Despite the setbacks, critical services that the agency provides to the under-served in Lafayette are still moving forward. The AOC school supply drive concluded recently with 250 children receiving full bags of materials they need to kick off the school year.

"It's those things that make my heart happy," Meaux says. "There are many businesses in the country right now going through economic challenges, as are we. We've had to downsize our operation, but we hope that soon we'll be able to get back to full speed. The board has worked tirelessly to make sure we're still here working on our core mission, and we are committed to that, committed to continuing the services to the addicted and the poor that we've always been committed to."

Board members have even dipped in to their own pockets to help out. Robison explains that board members give hefty donations to the agency every year through its annual fundraiser, Palates and Paté. The yearly event is months away, but some board members have already stepped up and given their $10,000 donation to help cover payroll and day-to-day needs.

"We haven't had much time to do anything but react, a kind of triage if you will," Robison says when describing the past few weeks. "We've been identifying problems and seeking solutions. It's like drinking water out of a fire hose right now."

The board hasn't found any evidence of theft or abuse of funds, though Robison says they've discovered "a fair degree of sloppiness" in reviewing the program's management. Robison declined to be more specific because the issues deal with personnel, he says.

"The whole rationale for bringing Rick on board was to run the facility, so we told him we couldn't work with him anymore," Robison says. "The whole reason for this was to counter the funding and grant cuts. Now we're back to the reality of continued cuts in Baton Rouge."

Since news spread about AOC's financial overhaul, the community has raised questions about the potential impact on Joie De Vivre, a six-building, $16.5 million mixed-use, affordable housing development near downtown that's expected to break ground in September and be finished next year. The project has received mixed reactions from community members. Though most have spoken out publicly in favor of the project, some Mills Addition residents have concerns about the project's potential impact in their neighborhood.

AOC's operations have been scaled back.

"Our detractors in the neighborhood were detractors even before Joie De Vivre," Robison says.

The Joie De Vivre plans remain intact, and Robison says the completion of the project and developer's fee - approximately $750,000 - that AOC will receive from it will be a key factor in the agency's reopening of its scaled-back services. Meaux is quick to point out that although housing applicants must meet income requirements to be accepted into Joie De Vivre, there is no limit on how much money residents bring home once they're living there.

"It encourages people to work and make more money. They're nice apartments. They're safe apartments. To live there, you have to pass a drug screen, have to pass a credit check, have to pass a background check.

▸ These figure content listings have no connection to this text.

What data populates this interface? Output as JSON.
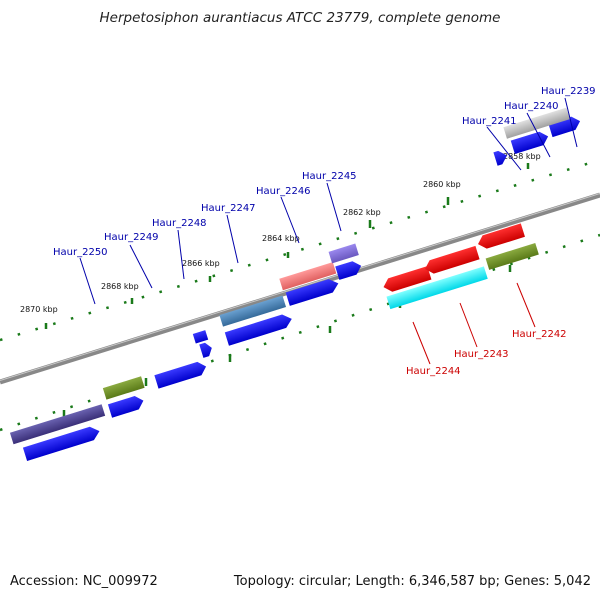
{
  "title": "Herpetosiphon aurantiacus ATCC 23779, complete genome",
  "footer": {
    "accession": "Accession: NC_009972",
    "info": "Topology: circular; Length: 6,346,587 bp; Genes: 5,042"
  },
  "colors": {
    "forward_label": "#0000aa",
    "reverse_label": "#cc0000",
    "backbone": "#808080",
    "tick": "#1a7a1a"
  },
  "scale_labels": [
    "2858 kbp",
    "2860 kbp",
    "2862 kbp",
    "2864 kbp",
    "2866 kbp",
    "2868 kbp",
    "2870 kbp"
  ],
  "gene_labels": {
    "forward": [
      "Haur_2239",
      "Haur_2240",
      "Haur_2241",
      "Haur_2245",
      "Haur_2246",
      "Haur_2247",
      "Haur_2248",
      "Haur_2249",
      "Haur_2250"
    ],
    "reverse": [
      "Haur_2242",
      "Haur_2243",
      "Haur_2244"
    ]
  }
}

You have to be able to pay your rent. Economically, it's a redevelopment of, in my opinion, some pretty ugly lots," Meaux says. "It's an urban feel where cooks, and bank tellers and artists and waitresses who work downtown can live downtown and afford to live downtown. That's part of our mission. It's helping people get sober, housed and employed."

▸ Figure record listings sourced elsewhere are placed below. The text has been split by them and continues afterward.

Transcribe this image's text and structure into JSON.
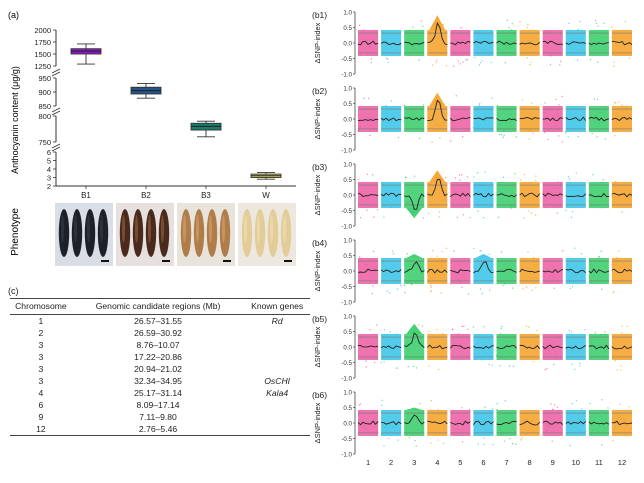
{
  "panel_a": {
    "label": "(a)",
    "ylabel": "Anthocyanin content (μg/g)",
    "phenotype_label": "Phenotype",
    "chart_data": {
      "type": "box",
      "categories": [
        "B1",
        "B2",
        "B3",
        "W"
      ],
      "ylabel": "Anthocyanin content (μg/g)",
      "y_breaks": [
        {
          "range": [
            1250,
            2000
          ],
          "ticks": [
            "1250",
            "1500",
            "1750",
            "2000"
          ]
        },
        {
          "range": [
            850,
            950
          ],
          "ticks": [
            "850",
            "900",
            "950"
          ]
        },
        {
          "range": [
            750,
            800
          ],
          "ticks": [
            "750",
            "800"
          ]
        },
        {
          "range": [
            2,
            6
          ],
          "ticks": [
            "2",
            "3",
            "4",
            "5",
            "6"
          ]
        }
      ],
      "boxes": [
        {
          "name": "B1",
          "min": 1290,
          "q1": 1500,
          "median": 1560,
          "q3": 1610,
          "max": 1710,
          "color": "#8a1ac7"
        },
        {
          "name": "B2",
          "min": 878,
          "q1": 893,
          "median": 905,
          "q3": 917,
          "max": 930,
          "color": "#25548a"
        },
        {
          "name": "B3",
          "min": 760,
          "q1": 773,
          "median": 780,
          "q3": 786,
          "max": 790,
          "color": "#1a7c6a"
        },
        {
          "name": "W",
          "min": 2.8,
          "q1": 3.0,
          "median": 3.2,
          "q3": 3.4,
          "max": 3.6,
          "color": "#d6cc55"
        }
      ]
    }
  },
  "panel_c": {
    "label": "(c)",
    "columns": [
      "Chromosome",
      "Genomic candidate regions (Mb)",
      "Known genes"
    ],
    "rows": [
      [
        "1",
        "26.57–31.55",
        "Rd"
      ],
      [
        "2",
        "26.59–30.92",
        ""
      ],
      [
        "3",
        "8.76–10.07",
        ""
      ],
      [
        "3",
        "17.22–20.86",
        ""
      ],
      [
        "3",
        "20.94–21.02",
        ""
      ],
      [
        "3",
        "32.34–34.95",
        "OsCHI"
      ],
      [
        "4",
        "25.17–31.14",
        "Kala4"
      ],
      [
        "6",
        "8.09–17.14",
        ""
      ],
      [
        "9",
        "7.11–9.80",
        ""
      ],
      [
        "12",
        "2.76–5.46",
        ""
      ]
    ]
  },
  "panel_b": {
    "ylabel": "ΔSNP-index",
    "yticks": [
      "1.0",
      "0.5",
      "0.0",
      "-0.5",
      "-1.0"
    ],
    "chromosomes": [
      "1",
      "2",
      "3",
      "4",
      "5",
      "6",
      "7",
      "8",
      "9",
      "10",
      "11",
      "12"
    ],
    "chrom_colors": [
      "#ec5aa0",
      "#35c3e9",
      "#33cc66",
      "#f5a023",
      "#ec5aa0",
      "#35c3e9",
      "#33cc66",
      "#f5a023",
      "#ec5aa0",
      "#35c3e9",
      "#33cc66",
      "#f5a023"
    ],
    "chart_data": [
      {
        "label": "(b1)",
        "peaks": [
          {
            "chrom": "4",
            "value": 0.65
          }
        ]
      },
      {
        "label": "(b2)",
        "peaks": [
          {
            "chrom": "4",
            "value": 0.6
          }
        ]
      },
      {
        "label": "(b3)",
        "peaks": [
          {
            "chrom": "4",
            "value": 0.55
          },
          {
            "chrom": "3",
            "value": -0.5
          }
        ]
      },
      {
        "label": "(b4)",
        "peaks": [
          {
            "chrom": "3",
            "value": 0.3
          },
          {
            "chrom": "6",
            "value": 0.3
          }
        ]
      },
      {
        "label": "(b5)",
        "peaks": [
          {
            "chrom": "3",
            "value": 0.5
          }
        ]
      },
      {
        "label": "(b6)",
        "peaks": [
          {
            "chrom": "3",
            "value": 0.25
          }
        ]
      }
    ]
  }
}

Just like the critical services offered by Outreach, Meaux says Joie De Vivre is "a wonderful project, something our community needs."

And just like the countless Outreach clients who have hit dire financial straits at least a few times in their lives, the nonprofit that's helped them for so long is facing its own rehabilitation, one that started in disappointment but will, according to plans, rebound to the service level Outreach was achieving before Three Graces disgraced the agency's day-to-day work.